I work in the area of animal breeding and genetics. The task of paramount importance in my field is the inference of so called breeding (genetic) values from phenotypic values and pedigree graph. These breeding values are used for selection of animals that will become parents of better future generations. We use linear mixed models of a type:
y | b, a, \sigma^2_e ~ N(Xb + Za, I\sigma^2_e) b | B, \sigma^2_b ~ N(0, B\sigma^2_b) a | A, \sigma^2_a ~ N(0, A\sigma^2_b)

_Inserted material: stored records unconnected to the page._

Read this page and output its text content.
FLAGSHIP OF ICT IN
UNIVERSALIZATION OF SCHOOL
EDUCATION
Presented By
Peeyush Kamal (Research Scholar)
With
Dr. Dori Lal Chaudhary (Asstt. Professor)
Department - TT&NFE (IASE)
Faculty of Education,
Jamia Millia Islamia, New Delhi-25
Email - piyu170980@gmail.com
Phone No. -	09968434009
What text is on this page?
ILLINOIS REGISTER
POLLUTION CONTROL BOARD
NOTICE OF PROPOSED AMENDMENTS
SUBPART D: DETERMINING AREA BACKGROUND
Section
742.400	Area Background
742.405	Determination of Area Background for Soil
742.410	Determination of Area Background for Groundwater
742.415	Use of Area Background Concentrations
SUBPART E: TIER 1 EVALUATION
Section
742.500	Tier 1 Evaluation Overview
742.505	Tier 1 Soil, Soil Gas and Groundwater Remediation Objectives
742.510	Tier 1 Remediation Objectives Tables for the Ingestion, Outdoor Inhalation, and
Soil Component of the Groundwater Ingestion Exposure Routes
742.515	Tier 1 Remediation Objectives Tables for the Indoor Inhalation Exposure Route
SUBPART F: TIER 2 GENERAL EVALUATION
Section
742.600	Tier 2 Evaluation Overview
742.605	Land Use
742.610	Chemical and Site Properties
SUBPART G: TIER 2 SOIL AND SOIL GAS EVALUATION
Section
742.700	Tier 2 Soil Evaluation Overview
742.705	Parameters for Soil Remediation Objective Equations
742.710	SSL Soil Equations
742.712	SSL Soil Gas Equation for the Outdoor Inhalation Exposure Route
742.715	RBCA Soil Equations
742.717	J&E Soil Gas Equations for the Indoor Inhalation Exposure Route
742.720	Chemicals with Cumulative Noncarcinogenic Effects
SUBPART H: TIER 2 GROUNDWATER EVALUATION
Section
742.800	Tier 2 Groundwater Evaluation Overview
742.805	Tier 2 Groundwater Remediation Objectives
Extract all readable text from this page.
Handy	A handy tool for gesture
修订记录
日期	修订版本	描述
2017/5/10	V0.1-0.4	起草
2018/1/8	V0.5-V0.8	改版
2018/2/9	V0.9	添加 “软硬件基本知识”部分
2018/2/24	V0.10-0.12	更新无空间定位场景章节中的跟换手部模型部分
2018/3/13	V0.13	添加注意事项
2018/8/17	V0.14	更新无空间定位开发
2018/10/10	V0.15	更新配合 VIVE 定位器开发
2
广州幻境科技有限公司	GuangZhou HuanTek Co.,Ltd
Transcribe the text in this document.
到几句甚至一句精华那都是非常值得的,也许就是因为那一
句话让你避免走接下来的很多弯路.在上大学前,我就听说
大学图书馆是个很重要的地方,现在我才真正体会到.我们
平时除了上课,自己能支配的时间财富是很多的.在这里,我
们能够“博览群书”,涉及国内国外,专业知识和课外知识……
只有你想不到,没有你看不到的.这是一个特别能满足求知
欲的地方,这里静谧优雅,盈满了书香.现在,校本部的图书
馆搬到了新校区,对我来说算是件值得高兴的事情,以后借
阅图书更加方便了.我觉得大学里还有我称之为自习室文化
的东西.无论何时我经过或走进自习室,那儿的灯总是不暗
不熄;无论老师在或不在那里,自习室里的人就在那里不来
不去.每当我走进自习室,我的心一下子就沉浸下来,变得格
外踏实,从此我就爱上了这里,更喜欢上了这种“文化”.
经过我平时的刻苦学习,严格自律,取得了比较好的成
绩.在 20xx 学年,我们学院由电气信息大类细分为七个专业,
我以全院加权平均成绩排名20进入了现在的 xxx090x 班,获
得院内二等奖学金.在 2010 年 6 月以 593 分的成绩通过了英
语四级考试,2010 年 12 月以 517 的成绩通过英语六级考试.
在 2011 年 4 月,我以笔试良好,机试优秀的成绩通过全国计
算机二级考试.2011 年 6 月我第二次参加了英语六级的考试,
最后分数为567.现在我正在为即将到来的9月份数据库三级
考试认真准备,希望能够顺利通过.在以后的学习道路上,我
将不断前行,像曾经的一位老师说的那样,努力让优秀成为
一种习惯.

where y - is a vector of known phenotypic values (body weight, ...), b - is a vector of unknown factors affecting phenotype (sex, age, ...), and a - is a vector of breeding values, while X and Z are design matrices linking b and a with y. Matrices B and A are known covariance (kernel) matrices - the later describes the genealogy between animals. We usually infer variance components (\sigma^2_i) and use point estimates in the above model as known quantities. Therefore, the inference of b and a basically involves solving a system of linear equations, where LHS is:
| X'X+B⁻1*beta X'Z | | Z'Z Z+Z+A⁻1*alpha |,with beta=\sigma^2_e / \sigma^2_b and alpha=\sigma^2_e / \sigma^2_a. The X'X+B⁻1 can be quite dense, but is often much much smaller than the Z+Z+A⁻1 part so LHS is in general very sparse. Both B⁻1 and A⁻1 are sparse as well, but do have some structure. The RHS is:
| X'y |
| Z'y |.
We can easily solve the above system and state of the art applications use the PCG (Preconditioned Conjugate Gradiaten) method due to shear size of data sets we deal with in animal breeding - small applications involve few thousands of animals (~number of unknowns), while nation-wide applications can easily involve hundreds of thousands of animals or more for large countries. Iterative methods only deliver as solutions posterior means of b and a, while posterior variances are not knwon as the inversion of LHS is to costly. Posterior covariances between a are not of high importance. I came across GaBP algorithm in the Graphical models book by Koller and Friedman and got very interested when I read that GaBP can deliver both, posterior means and variances for my model. Do you have any suggestions regarding my applications?
And here is my answer:
The first thing that comes to my mind, is that GaBP does not require a square matrix to operate, it can work on non-square matrices using the construction described here: equation (2).
Now, if the matrix is square, it should better be symmetric or else you will get reduced performance in terms of accuracy.
It seems that your matrix is square but not symmetric - I suggest playing a little with the equation and creating a non-square matrix as in the construction above.
My second advice is first try my Matlab GaBP code (available here) on smaller matrices just to verify that the algorithms converges and you are happy with accuracy. When you need a performance boost for larger matrices then GraphLab GaBP should be the right tool to use.
Regarding variance approximation - it is only an approximation, the values may be lower than the actual variance. I suggest again trying with smaller example in Matlab and trying to characterize the approximation error magnitude.
Q) You mention that GaBP delivers underestimated posterior variances for x. What is the rational behind this? I will surely test out with the exact case, but it would be great to get some theoretical insight into this.
A) In a nutshell: The matrix (inv(I-A)), can be expanded using an infinite sum, (inv(I-A)) = A + A^2 + A^3... . (When it is first normalized to have a unit diagonal). This can be viewed as an random walk on a markov chain, when summing routes of distances of size 1,2,3 ... See the JMLR paper of Jason K. Johnson et al.
GaBP is capturing only a part of those routes - the ones which start and ends in the same node. So the variance is an estimation to the total variance.